コンコン、ノックの音の後にアルが食事を持って入ってきました。
「ジリーさま、おはようございます。食事をどうぞ。」
「ありがとう。いただきます。」
「ジリーさま、食べながら聞いてください。まもなく昨日のメンバーがここに来ます。
味方にならない者もいるかもしれませんので姿は見せないで下さい。
それと王と王妃が助け出された話もさせていただきます。誰とは言いませんので。」
「了解。ところでアルの仕事って何?」
「医師です。で、この部屋をいただいています。」
「あれ?おじいちゃん先生は?」
「ジリーさま専属で先日引退されましたよ。」
お父様・・・。
「ところで今回のクーデターって何が目的だと思う?」
「それなんですが、よくわからないのです。
あの陛下代理は、権力志向はありますが、身の程を知った人物と思っていましたので。

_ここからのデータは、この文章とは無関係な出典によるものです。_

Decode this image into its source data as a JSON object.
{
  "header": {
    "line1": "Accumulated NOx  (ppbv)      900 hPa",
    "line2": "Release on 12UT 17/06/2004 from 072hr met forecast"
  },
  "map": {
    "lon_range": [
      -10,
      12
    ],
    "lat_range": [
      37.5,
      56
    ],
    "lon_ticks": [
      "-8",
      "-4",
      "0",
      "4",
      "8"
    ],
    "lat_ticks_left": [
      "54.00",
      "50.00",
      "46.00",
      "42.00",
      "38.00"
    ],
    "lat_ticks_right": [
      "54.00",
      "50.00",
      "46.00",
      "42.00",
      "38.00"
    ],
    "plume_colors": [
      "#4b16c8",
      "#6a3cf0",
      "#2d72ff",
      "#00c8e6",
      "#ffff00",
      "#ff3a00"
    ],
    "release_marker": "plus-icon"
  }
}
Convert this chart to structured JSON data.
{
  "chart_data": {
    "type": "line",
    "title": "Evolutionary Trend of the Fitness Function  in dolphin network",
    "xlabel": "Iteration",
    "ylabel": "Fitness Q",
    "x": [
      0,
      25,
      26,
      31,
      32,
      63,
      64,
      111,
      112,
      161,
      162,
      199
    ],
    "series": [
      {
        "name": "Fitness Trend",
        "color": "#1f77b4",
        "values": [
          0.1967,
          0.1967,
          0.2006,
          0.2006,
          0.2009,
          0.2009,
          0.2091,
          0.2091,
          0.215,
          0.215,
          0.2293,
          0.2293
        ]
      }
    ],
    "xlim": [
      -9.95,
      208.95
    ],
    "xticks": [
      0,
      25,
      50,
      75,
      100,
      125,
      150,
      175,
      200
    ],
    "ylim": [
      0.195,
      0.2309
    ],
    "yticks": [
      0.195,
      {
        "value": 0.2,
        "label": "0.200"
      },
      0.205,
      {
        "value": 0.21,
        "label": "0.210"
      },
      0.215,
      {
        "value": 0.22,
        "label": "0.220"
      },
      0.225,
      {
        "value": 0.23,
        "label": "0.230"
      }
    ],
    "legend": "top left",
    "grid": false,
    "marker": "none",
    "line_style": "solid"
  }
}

」
「宰相と側近を助け出せばわかるかもね。」
「そうですね。今回の打ち合わせは、そちらの予定です。」
「他のメンバーはいつ来るの?」
「まもなくだと思います。仕事が始まる前に集まる予定です。」
食事が終ってしばらくするとノックの音が聞こえました。
「アル、おはよう。」
「おはよう、シシィ。ギルは?」
「皆と一緒に来ると思うわよ。」
「そっか。」
「よぉ。」ノックもなく扉が開き騎士たちが入ってきました。
「ノックぐらいしろ、まずい時どうするんだ?」
「扉を開かなくしているだろうが。」
「まぁな。」
「さて、アル作戦は?」
「ああ、考えてない。」
「はぁ?なんだと。」
「まずは、情報。調べたことを順に話せ。ギルが皆から聞いているならギルな。」
「あの時間からでは、調べても知れている。宰相と王の側近が反逆罪で捕らえられた。
皆、話もできず連絡も取れず浮き足ったまま、相手の動き待ちって。」
「こちらからの報告。王と王妃はすでに助け出されている。
情報提供者は、暗殺の可能性があるから教えられない。」
「ちょっと待て。そんな話信用できるか。提供者を言え。」
「言うつもりはない。信用できないならそれでかまわない。」
ちょっと、喧嘩させたい訳じゃないけど。
「ちょっと仲間割れしてどうするのよ。ギル、拗ねている場合じゃないでしょう。
まったく、自分にはなんでも話してもらえるとでも思っているのかしら?
アル、もう少し、王と王妃の情報ないの?」
「ああ、薬か魔術で意識不明。情報者の知り合いが治療中。
俺が診たかったというのが本音。教えてもらったのは、以上。」
「そっか、誰も知らないから手が出せないってことね。」
「ああ、俺を拘束して聞き出そうとしても、それ以上知らないから無駄になる。
たぶん、情報提供者を聞き出しても、顔を知らないから無駄だろうなぁ。」
「なんか不思議な話になってない?」
「そっか?で、現在ここにいるメンバーはこちら側ってことでいいのか?」
「ああ、皆、陛下代理側の身内もいない。」
「それじゃあ、今日の予定だが、宰相と王の側近の居場所・状況を探ってくれ。」
「妥当だな。今日は、解散。」ギルの号令で本人も一緒に部屋から出て行きました。